Saturday, March 18, 2017

What Happiness Isn't

It may surprise you to hear this: Happiness is not always being happy. In fact, if you try to force yourself to be happy, you’re in for a big bad surprise. You will never feel truly happy.

So what is happiness about if it’s not about always feeling happy?  In a nutshell, it’s about integration. You have to feel your lows to get your highs.  You have to be with yourself unconditionally, attentive to your sorrows as you are to your joys.

I was just at the World Happiness Summit (WoHaSu) in Miami where lovely women and men were floating about with a message that if you took this class or that, prescribed to this theology or that technology, you could turn all your frowns upside-down and live in bliss on the other side of the rainbow.  Not so.  When we fail to process all our grief, it stays inside, way down deep. It also send out a dark cloud that keeps us from ever feeling fully happy, eventually landing us in a land where we always come back to a sinking feeling like we are living beside ourselves, detached, like we are faking it. Over time, we start to feel that this state of feeling like a fake is who we are.  In fact, trying to always be happy is a recipe for depression.  That is why happiness is, sometimes, bring sad, mad, angry, lonely, tired, and all the other pieces.

Luis Gallardo, founder of WoHaSu did get something very right about what happiness is. It is the tagline: Feel, Understand, Act. While happiness can be sadness, it is not acting on sadness, anger or hatred.  What happiness is when you are mad, envious, scared or stressed is talking it through, thinking it through, and giving yourself the space to not resist your feelings, and let all those thoughts you do not want to have come into being; and fade away, including the ideas of things you would never really do. Once you have processed all this, then you are in a good space to consider your options. You can find the wisdom to know which options are good, which are bad – for you and others. 

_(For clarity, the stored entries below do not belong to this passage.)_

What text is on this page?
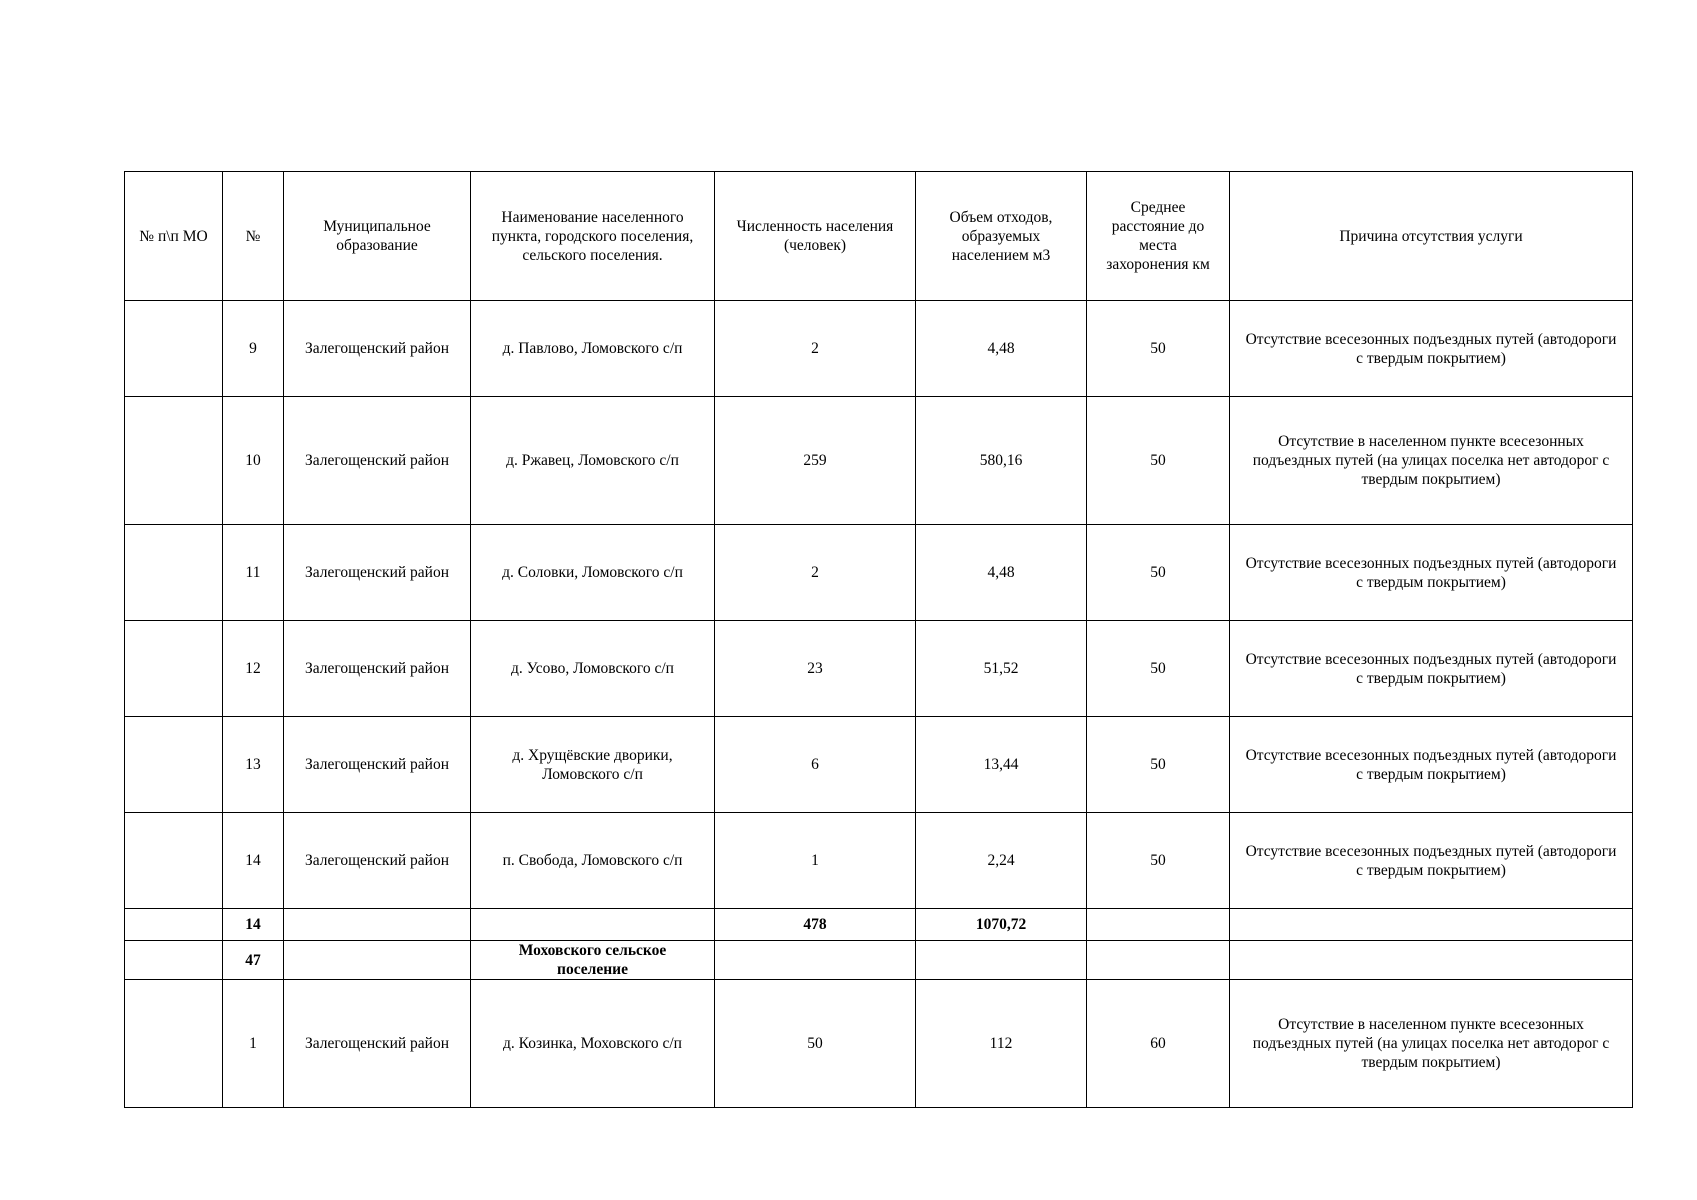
№ п\п МО	№	Муниципальное образование	Наименование населенного пункта, городского поселения, сельского поселения.	Численность населения (человек)	Объем отходов, образуемых населением м3	Среднее расстояние до места захоронения км	Причина отсутствия услуги
	9	Залегощенский район	д. Павлово, Ломовского с/п	2	4,48	50	Отсутствие всесезонных подъездных путей (автодороги с твердым покрытием)
	10	Залегощенский район	д. Ржавец, Ломовского с/п	259	580,16	50	Отсутствие в населенном пункте всесезонных подъездных путей (на улицах поселка нет автодорог с твердым покрытием)
	11	Залегощенский район	д. Соловки, Ломовского с/п	2	4,48	50	Отсутствие всесезонных подъездных путей (автодороги с твердым покрытием)
	12	Залегощенский район	д. Усово, Ломовского с/п	23	51,52	50	Отсутствие всесезонных подъездных путей (автодороги с твердым покрытием)
	13	Залегощенский район	д. Хрущёвские дворики, Ломовского с/п	6	13,44	50	Отсутствие всесезонных подъездных путей (автодороги с твердым покрытием)
	14	Залегощенский район	п. Свобода, Ломовского с/п	1	2,24	50	Отсутствие всесезонных подъездных путей (автодороги с твердым покрытием)
	14			478	1070,72		
	47		Моховского сельское поселение				
	1	Залегощенский район	д. Козинка, Моховского с/п	50	112	60	Отсутствие в населенном пункте всесезонных подъездных путей (на улицах поселка нет автодорог с твердым покрытием)
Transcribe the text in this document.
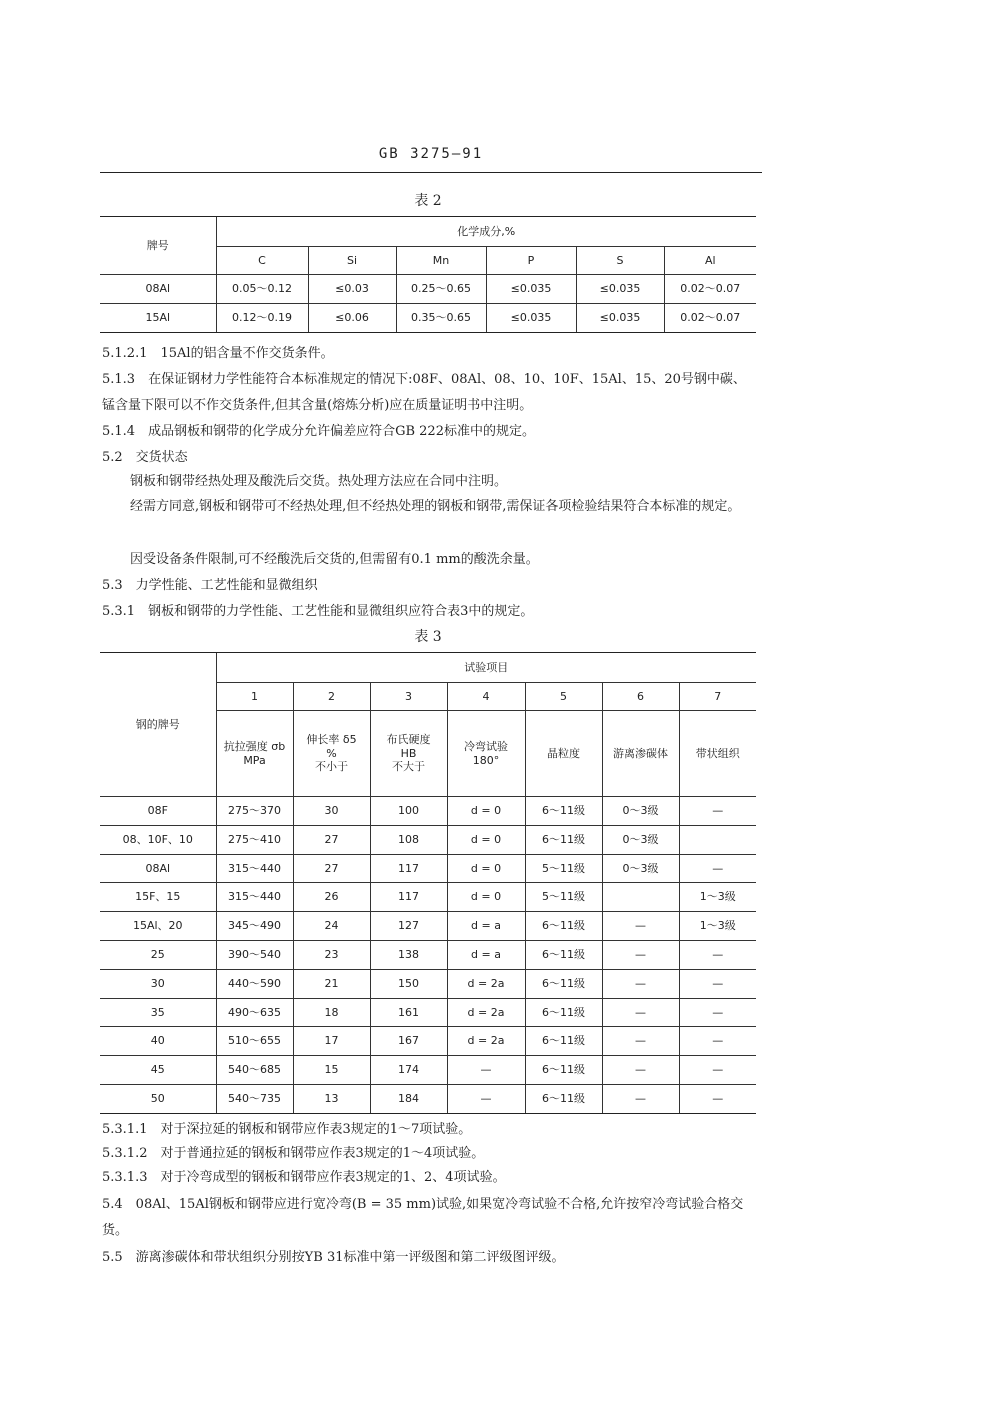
GB 3275—91
表 2
牌号	化学成分,%					
	C	Si	Mn	P	S	Al
08Al	0.05～0.12	≤0.03	0.25～0.65	≤0.035	≤0.035	0.02～0.07
15Al	0.12～0.19	≤0.06	0.35～0.65	≤0.035	≤0.035	0.02～0.07
5.1.2.1　15Al的铝含量不作交货条件。
5.1.3　在保证钢材力学性能符合本标准规定的情况下:08F、08Al、08、10、10F、15Al、15、20号钢中碳、
锰含量下限可以不作交货条件,但其含量(熔炼分析)应在质量证明书中注明。
5.1.4　成品钢板和钢带的化学成分允许偏差应符合GB 222标准中的规定。
5.2　交货状态
钢板和钢带经热处理及酸洗后交货。热处理方法应在合同中注明。
经需方同意,钢板和钢带可不经热处理,但不经热处理的钢板和钢带,需保证各项检验结果符合本标准的规定。
因受设备条件限制,可不经酸洗后交货的,但需留有0.1 mm的酸洗余量。
5.3　力学性能、工艺性能和显微组织
5.3.1　钢板和钢带的力学性能、工艺性能和显微组织应符合表3中的规定。
表 3
钢的牌号	试验项目						
	1	2	3	4	5	6	7
	抗拉强度 σb
MPa	伸长率 δ5
%
不小于	布氏硬度
HB
不大于	冷弯试验
180°	晶粒度	游离渗碳体	带状组织
08F	275～370	30	100	d = 0	6～11级	0～3级	—
08、10F、10	275～410	27	108	d = 0	6～11级	0～3级	
08Al	315～440	27	117	d = 0	5～11级	0～3级	—
15F、15	315～440	26	117	d = 0	5～11级		1～3级
15Al、20	345～490	24	127	d = a	6～11级	—	1～3级
25	390～540	23	138	d = a	6～11级	—	—
30	440～590	21	150	d = 2a	6～11级	—	—
35	490～635	18	161	d = 2a	6～11级	—	—
40	510～655	17	167	d = 2a	6～11级	—	—
45	540～685	15	174	—	6～11级	—	—
50	540～735	13	184	—	6～11级	—	—
5.3.1.1　对于深拉延的钢板和钢带应作表3规定的1～7项试验。
5.3.1.2　对于普通拉延的钢板和钢带应作表3规定的1～4项试验。
5.3.1.3　对于冷弯成型的钢板和钢带应作表3规定的1、2、4项试验。
5.4　08Al、15Al钢板和钢带应进行宽冷弯(B = 35 mm)试验,如果宽冷弯试验不合格,允许按窄冷弯试验合格交货。
5.5　游离渗碳体和带状组织分别按YB 31标准中第一评级图和第二评级图评级。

When you do process those things you have to grieve over in your life – people, opportunities, and things lost; an expectation never realized; a need never filled; things that happened to you that you wish had not;  things that you did that you regret– then you will find that your happiness is real happiness.  For more information about how to do this, see our Feeling Sad, Feeling Happy tool for happiness.  

Another thing happiness is not is a brand new movement.  WoHaSu proclaimed itself the first happiness summit. Not so. Some would say the first happiness summit was in 2009, coordinated by Susan Andrews in Brazil. It was called a Gross National Happiness conference, and attended by government officials from the Kingdom of Bhutan, academics, community organizers and many others.  Others would say the first one was the 2012 UN High Level Meeting Well-being and Happiness: Toward a New Economic Paradigm convened by past Secretary General Ban Ki-Moon and past Prime Minister Thinley of Bhutan (Bhutan is a democratic monarchy) may have been. At that meeting, Thinley declared an unofficial launching of the happiness movement. That meeting was preceded by UN Resolution 65/309 Happiness: towards a holistic approach to development calling on governments to use wider measures of well-being like Bhutan’s Gross National Happiness index in lieu of Gross Domestic Product, and followed by UN Resolution 66/28 proclaiming March 20th to be International Day of Happiness. There have been many other happiness movement conferences, too many to list here and certainly enough to say that the happiness movement has launched.

That said, WoHaSu has done something may never have been done before. It may have been the first happiness summit to be launched on a for-profit model.  There are some good things about this. WoHaSu was excellently branded. My definition of a brand is the experienced promised.  Everything from the logo and tag line to the partnering and co-branding was excellently done. And where better place to do this than Miami, a city where presentation, look and feel are highly valued. In Miami, it is not hard to find a Lamborghini car sales shop or fantastic presentations on whatever it is you want to buy or experience.  

But Miami is also a city of deep paradox. Hotel rooms on South Beach start at $400 a night, and an apartment in Wynwood neighborhood can be had at $450 a month.  On my bus rides to and fro, I met a woman who told me of her nephew who died from a bullet to the head while attending his friend's wake. His friend also was dead from a bullet. The tension in this unresolved dilemma is, I believe, part of the inspiration for the brilliance of WoHaSu’s branding for the conference. All that said, WoHaSu may have given the happiness movement a shot in the arm equivalent to a super-charge.

Part of this super charge potential is that the business world – today the chief driver of society -  may learn to take the happiness movement seriously.  As long as the intent, goals and ultimate vision of the happiness movement stays pure, as encapsulated by UN Resolution 65/309 message to governments to “pursue the elaboration of additional measures that better capture the importance of the pursuit of happiness and well-being in development with a view to guiding their public policies,” then this is a good thing.

Thus we come to the question: who’s job is it to ensure the happiness movement is not diluted or divested by corporate interests? It’s ours. The grass-root activists, community organizers, public media, educators, speakers, researchers, academics, policy makers…all of us.  We can welcome in the companies, corporations, the brands and business, and at the same time, we must stay the course, speak our truth, and keep the happiness movement on track.